Apparently I can't get addicted to cigarettes. I bought a pack of Marlboro Special Blend back in August, and sometimes I smoke one or two a week, but I've never felt an insatiable need to have more. I'm not even half way through the pack yet.
 

Pila

Member
I can bark like a dog. It's the exact same sound, the real thing. It's great for jokes lol.
 

Banzai

Member
I once forgot to go to a job interview that pretty much decided if I was gonna have to move back home to my parents or keep being able to pay rent. I had to beg and call in a few favours to even get the interview in the first place. I went by to apologize profusely later, but they were having none of it. On my way off the premises I met a guy who offered me a job.

I'm sort of lucky, I guess.
 

Metal B

Member
I got my self burned with hot water as a child (i pushed a bowl with hot water from the far end of our stove, which was an amazing feat for my age), but i was to young to remember any part of it. The water burned on my chest, hand and neck. I was lucky, that it didn't hit my face or an other normally visual part of my body and that my home town had one of the leading hospitals in burnings incidents. They took skin of my head to cover up the burned parts.
The scar on my chests looks like Africa and the one on my neck as if somebody tried to cut it with a knife. The scars on my neck and hand also look like as if i was constructed similar to Frankenstein's monster.

Also i am the ninth child in my family (all from the same father and mother). I was a accident, since my mother thought, see was in the menopause at that point. Well, see wasn't.

So the fun fact is, since i don't remember the burnings, the strange forms of the scars and i was strangely late born, i had the wired idea in my head as a child, that maybe i was a replicant. Created from different body parts. Only logical conclusion, right?
 

Chuckie

Member
I am deathly afraid of chucky, the horror character. So terrified in fact that I can’t look at a picture of him nor look at the cover of any of the movies. I’m terrified of going to a store where they sell movies right now because the new direct to dvd one just came out. It’s crippling and it’s effecting my life at this point. I will probably not open this thread again for fear of someone quoting me and posting a picture of him.

My nickname has been Chucky for more than 20 years now. The weird thing is...it keeps happening.

In high school I was called Chucky by my classmates. When I failed the year and had to do it over again, my new classmates, people I had never met...instantly started calling me Chucky.

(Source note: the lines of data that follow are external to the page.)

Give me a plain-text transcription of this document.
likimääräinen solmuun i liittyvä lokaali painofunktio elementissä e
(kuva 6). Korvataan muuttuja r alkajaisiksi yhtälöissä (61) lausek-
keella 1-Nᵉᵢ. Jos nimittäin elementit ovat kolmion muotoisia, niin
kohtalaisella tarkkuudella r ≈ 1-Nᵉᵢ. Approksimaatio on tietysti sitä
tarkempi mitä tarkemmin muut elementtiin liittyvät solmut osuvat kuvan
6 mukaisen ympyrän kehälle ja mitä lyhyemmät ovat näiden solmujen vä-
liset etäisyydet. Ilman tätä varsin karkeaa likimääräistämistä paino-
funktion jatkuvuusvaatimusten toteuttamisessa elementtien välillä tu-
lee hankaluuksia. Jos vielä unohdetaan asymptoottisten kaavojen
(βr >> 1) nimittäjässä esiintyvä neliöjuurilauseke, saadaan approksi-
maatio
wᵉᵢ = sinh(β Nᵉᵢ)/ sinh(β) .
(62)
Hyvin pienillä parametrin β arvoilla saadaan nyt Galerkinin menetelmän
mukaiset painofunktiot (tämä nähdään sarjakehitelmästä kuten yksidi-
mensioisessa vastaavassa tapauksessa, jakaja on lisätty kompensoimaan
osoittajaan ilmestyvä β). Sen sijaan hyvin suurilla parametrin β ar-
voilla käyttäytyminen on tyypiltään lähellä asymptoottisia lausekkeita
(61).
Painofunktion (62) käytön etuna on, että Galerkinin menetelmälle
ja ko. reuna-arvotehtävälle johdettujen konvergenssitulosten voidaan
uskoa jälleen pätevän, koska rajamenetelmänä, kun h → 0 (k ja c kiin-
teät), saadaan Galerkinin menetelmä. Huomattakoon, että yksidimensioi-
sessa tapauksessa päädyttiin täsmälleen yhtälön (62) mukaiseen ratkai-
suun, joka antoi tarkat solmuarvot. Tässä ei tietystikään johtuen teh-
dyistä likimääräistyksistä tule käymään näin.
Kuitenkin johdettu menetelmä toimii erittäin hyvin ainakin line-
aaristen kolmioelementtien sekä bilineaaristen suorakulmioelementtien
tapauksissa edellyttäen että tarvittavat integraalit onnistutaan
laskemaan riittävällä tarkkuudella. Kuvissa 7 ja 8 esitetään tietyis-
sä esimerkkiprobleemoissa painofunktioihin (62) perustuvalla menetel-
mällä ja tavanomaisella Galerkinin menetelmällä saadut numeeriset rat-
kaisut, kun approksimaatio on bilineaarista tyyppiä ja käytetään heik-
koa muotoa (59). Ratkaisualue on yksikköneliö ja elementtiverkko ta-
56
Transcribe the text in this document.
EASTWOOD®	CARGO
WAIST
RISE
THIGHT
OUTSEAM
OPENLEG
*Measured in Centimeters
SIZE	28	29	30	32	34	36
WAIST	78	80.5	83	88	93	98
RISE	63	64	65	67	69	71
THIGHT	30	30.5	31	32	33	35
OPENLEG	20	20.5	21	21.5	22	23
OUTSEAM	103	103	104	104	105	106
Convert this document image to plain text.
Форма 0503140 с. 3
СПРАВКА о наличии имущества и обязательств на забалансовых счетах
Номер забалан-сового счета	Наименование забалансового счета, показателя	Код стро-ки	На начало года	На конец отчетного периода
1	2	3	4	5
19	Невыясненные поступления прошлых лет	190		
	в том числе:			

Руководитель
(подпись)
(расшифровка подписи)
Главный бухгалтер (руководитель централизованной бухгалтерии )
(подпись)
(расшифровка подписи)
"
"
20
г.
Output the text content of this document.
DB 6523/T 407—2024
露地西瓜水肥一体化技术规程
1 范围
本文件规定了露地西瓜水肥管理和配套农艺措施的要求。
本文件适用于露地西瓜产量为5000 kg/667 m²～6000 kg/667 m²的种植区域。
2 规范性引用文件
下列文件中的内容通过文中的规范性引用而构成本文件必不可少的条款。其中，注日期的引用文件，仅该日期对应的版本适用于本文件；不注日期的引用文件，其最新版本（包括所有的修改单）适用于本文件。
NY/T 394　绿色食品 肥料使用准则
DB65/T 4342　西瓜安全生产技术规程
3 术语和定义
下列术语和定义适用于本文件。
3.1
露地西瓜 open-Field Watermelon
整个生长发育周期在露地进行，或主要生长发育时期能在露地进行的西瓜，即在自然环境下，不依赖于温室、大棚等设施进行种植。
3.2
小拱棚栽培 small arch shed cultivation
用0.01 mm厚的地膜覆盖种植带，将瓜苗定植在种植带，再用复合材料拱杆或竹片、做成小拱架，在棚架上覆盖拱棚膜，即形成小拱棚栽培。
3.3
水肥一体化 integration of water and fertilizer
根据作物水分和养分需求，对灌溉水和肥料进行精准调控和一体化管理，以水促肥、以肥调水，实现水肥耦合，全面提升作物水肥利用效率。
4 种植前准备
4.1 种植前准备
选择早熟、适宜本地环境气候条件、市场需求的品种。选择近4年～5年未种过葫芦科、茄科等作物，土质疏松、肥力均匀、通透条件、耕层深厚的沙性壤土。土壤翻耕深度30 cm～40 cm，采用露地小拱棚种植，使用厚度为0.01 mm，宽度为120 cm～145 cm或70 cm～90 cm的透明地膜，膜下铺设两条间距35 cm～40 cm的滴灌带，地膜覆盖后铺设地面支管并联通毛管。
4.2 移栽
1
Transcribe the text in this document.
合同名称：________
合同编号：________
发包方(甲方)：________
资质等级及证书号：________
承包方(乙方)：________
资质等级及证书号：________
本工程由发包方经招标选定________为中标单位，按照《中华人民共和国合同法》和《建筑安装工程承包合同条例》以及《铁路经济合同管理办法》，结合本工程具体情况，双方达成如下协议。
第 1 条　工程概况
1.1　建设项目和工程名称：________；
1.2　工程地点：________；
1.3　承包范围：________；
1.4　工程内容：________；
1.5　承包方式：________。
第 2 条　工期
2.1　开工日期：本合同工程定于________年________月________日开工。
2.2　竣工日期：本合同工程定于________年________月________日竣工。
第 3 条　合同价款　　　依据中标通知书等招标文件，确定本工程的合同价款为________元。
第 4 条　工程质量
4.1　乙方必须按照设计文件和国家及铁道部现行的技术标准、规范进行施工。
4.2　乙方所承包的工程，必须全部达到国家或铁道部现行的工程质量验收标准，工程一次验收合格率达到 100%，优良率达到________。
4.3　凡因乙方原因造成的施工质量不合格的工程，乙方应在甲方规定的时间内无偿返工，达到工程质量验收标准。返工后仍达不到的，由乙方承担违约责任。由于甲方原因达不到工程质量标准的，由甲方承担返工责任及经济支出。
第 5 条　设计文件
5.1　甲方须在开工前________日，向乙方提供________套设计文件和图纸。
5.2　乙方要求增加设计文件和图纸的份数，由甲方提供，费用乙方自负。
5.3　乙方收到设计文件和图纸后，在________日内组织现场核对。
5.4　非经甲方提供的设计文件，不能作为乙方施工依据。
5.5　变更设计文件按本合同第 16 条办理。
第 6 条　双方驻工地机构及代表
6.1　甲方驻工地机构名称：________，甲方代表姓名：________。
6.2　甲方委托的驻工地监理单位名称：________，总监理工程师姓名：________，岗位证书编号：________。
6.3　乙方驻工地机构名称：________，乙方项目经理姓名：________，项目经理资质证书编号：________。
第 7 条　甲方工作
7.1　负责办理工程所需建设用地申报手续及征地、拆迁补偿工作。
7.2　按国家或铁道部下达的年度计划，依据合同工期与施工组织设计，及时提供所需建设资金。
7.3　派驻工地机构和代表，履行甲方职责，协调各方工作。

Fast forward 20 years later. I start working at a company and one of my colleagues starts to call me Chucky (and now everyone does)

2 years ago I finally got my drivers license. My instructor called me Chucky.

I mean....wtf.

Fake edit: My name is not Charles btw. I am Dutch. Chucky is not even a name here. The only Chucky people know is that killer doll.
 

oberjin

Neo Member
I can bend my pinky without moving my ring finger only on my left hand.

Loool I just tried, and i can do it on my right hand but not my left (i'm left handed so it may be related)

I just ask a few people in my office to do it, and they can't, with both hands, so it may be uncommon :D
 

Mohonky

Member
Oh good, we've passed that point where people admit to always shitting naked and standing to wioe their ass...

Guess I can add I was entirely agoraphobic (completely housebound) for 3 years. I can leave the house now, but its still bad enough its affected my ability to work / have a social or love life.

I think its mostly a fear of some of you weirdo's.....
 
Loool I just tried, and i can do it on my right hand but not my left (i'm left handed so it may be related)

I just ask a few people in my office to do it, and they can't, with both hands, so it may be uncommon :D

I request more people try this. I can do it with both hands.